Чья это баня, впрочем, как и имя своей матери, Иванна не могла вспомнить до конца жизни. Она знала, где была материна могила, даже хранила какие-то бумажки, что писала мать. Но каждый раз, глядя на её имя, стоило ей отвернуться, Александра Егорова забывала…
В бане, которую, скорее всего, топили по-старому, по-чёрному собрались почти все бабы. Все они были биты судьбой, и почти все мужиками. И все потеряли на войне хороших, красивых мужиков. А тех, что не потеряли на войне, тех унесла революция ещё раньше.
Они принесли какие-то колченогие табуретки, своими бабьими молчаливыми усилиями сняли дверь у бани и сделали из неё столешницу.
Было холодно. Осень. Все сидели в платках. Все сидели в каком-то тёплом тряпье, сером и унылом, как осенний день, как жизнь вдов, погасшая по смерти любимых, как жизнь матерей, потерявших сыновей…
– Надо выпить, – сказала Варвара.
Остальные бабы молча, в каком-то дико слаженном, массовом кивке, согласились с ней.

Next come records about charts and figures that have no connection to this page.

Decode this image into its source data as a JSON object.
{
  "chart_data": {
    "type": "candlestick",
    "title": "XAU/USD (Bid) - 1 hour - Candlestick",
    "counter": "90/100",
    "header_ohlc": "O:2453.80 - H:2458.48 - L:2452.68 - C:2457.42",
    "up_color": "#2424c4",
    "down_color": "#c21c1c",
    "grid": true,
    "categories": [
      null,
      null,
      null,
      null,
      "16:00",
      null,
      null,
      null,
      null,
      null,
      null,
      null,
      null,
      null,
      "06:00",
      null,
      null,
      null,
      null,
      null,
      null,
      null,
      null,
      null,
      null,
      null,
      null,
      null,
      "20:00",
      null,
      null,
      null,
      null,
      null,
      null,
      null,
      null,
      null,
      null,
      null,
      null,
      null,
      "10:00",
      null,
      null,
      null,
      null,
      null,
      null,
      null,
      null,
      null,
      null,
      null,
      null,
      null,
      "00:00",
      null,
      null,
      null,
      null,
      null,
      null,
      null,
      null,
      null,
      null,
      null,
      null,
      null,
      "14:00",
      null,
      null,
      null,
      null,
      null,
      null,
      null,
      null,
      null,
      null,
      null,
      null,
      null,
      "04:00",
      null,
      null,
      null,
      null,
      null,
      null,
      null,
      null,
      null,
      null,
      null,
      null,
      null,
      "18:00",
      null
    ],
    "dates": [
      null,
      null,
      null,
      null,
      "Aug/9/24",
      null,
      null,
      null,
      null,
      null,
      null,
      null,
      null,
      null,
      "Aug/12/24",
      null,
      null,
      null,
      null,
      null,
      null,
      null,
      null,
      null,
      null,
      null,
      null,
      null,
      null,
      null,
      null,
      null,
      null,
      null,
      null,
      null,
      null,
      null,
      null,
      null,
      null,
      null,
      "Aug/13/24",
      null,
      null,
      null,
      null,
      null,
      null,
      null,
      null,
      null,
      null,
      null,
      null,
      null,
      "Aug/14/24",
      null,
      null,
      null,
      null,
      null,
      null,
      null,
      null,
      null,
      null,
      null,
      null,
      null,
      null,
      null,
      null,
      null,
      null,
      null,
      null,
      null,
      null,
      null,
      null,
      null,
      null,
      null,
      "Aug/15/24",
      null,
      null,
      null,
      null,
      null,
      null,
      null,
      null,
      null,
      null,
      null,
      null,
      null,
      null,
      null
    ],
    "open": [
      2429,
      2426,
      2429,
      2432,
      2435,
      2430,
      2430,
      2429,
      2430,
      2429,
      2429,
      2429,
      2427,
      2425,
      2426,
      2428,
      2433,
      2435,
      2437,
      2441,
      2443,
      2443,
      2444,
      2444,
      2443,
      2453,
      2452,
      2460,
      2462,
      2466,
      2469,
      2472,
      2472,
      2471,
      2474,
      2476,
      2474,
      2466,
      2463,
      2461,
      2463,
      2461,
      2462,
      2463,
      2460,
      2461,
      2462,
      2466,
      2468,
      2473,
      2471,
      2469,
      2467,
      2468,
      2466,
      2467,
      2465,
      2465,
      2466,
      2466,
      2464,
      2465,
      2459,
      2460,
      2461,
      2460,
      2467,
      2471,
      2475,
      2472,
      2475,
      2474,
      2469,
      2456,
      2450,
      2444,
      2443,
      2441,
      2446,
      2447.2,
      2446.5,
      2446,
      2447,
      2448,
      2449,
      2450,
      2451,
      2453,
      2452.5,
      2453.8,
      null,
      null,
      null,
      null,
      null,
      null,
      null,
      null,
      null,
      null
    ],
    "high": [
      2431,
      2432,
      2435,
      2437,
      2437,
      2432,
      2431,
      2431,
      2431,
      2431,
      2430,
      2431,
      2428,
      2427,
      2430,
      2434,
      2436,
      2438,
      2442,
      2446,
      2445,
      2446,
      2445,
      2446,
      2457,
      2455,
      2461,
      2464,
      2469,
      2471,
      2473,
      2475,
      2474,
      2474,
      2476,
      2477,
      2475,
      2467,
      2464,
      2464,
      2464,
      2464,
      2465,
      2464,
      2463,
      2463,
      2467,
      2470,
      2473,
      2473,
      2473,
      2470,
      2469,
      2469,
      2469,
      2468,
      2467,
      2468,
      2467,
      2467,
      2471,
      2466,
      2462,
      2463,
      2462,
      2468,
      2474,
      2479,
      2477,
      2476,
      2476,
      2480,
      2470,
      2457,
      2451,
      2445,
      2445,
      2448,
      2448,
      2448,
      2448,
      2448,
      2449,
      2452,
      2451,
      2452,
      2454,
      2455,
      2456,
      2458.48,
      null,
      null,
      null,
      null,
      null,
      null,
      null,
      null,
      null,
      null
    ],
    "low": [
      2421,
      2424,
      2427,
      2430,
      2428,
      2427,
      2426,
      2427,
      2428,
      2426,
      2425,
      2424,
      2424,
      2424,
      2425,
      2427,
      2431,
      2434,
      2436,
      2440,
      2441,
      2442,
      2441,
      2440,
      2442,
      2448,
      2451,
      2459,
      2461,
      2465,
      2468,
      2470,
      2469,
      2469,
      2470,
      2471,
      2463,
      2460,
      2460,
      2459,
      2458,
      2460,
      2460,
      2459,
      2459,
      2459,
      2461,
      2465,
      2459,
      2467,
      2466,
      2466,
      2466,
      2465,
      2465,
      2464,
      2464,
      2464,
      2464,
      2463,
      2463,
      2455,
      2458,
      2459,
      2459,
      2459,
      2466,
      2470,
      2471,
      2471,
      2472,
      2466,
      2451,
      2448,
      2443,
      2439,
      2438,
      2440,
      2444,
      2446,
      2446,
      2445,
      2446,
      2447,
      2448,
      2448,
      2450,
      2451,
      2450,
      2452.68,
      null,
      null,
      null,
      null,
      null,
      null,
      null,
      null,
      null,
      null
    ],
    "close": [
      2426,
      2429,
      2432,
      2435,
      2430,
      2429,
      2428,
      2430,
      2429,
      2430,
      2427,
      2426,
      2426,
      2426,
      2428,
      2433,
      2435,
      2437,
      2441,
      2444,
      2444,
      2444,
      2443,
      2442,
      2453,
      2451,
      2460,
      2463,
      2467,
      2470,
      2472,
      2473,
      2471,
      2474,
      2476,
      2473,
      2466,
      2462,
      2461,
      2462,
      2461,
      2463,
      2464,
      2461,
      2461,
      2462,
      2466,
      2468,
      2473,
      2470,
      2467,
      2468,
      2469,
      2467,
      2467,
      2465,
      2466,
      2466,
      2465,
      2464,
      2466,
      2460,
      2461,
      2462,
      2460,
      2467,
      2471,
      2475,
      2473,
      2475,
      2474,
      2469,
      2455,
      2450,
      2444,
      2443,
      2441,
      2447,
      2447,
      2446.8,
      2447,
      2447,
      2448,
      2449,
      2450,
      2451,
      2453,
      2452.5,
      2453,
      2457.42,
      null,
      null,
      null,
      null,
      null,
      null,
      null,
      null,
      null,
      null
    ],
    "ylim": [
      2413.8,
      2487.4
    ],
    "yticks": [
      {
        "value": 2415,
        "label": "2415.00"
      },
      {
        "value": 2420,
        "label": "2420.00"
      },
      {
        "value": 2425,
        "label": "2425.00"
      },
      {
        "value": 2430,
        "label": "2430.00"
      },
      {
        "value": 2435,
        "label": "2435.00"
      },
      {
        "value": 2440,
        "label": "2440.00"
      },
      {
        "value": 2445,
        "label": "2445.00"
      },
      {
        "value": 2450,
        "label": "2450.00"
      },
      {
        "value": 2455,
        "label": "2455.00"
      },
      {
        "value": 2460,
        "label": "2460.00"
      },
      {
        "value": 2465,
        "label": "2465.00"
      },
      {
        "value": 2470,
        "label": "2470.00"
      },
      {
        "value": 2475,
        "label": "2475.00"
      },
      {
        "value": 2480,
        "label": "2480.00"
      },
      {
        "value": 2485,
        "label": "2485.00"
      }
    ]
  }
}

Одна из баб расторопно потянулась к огромной бутылке с мутной жидкостью. Самогон. Он туманно лился в битые и уродливые стаканы, какая-то последняя зелень, солёные огурцы и корочки полусухого хлеба лежали на белой застиранной простыне, служившей скатертью. Над ручкой банной двери простыня некрасиво натянулась. Саша не знала, куда ей смотреть и уставилась на эти складки полупрозрачной от старости тряпки.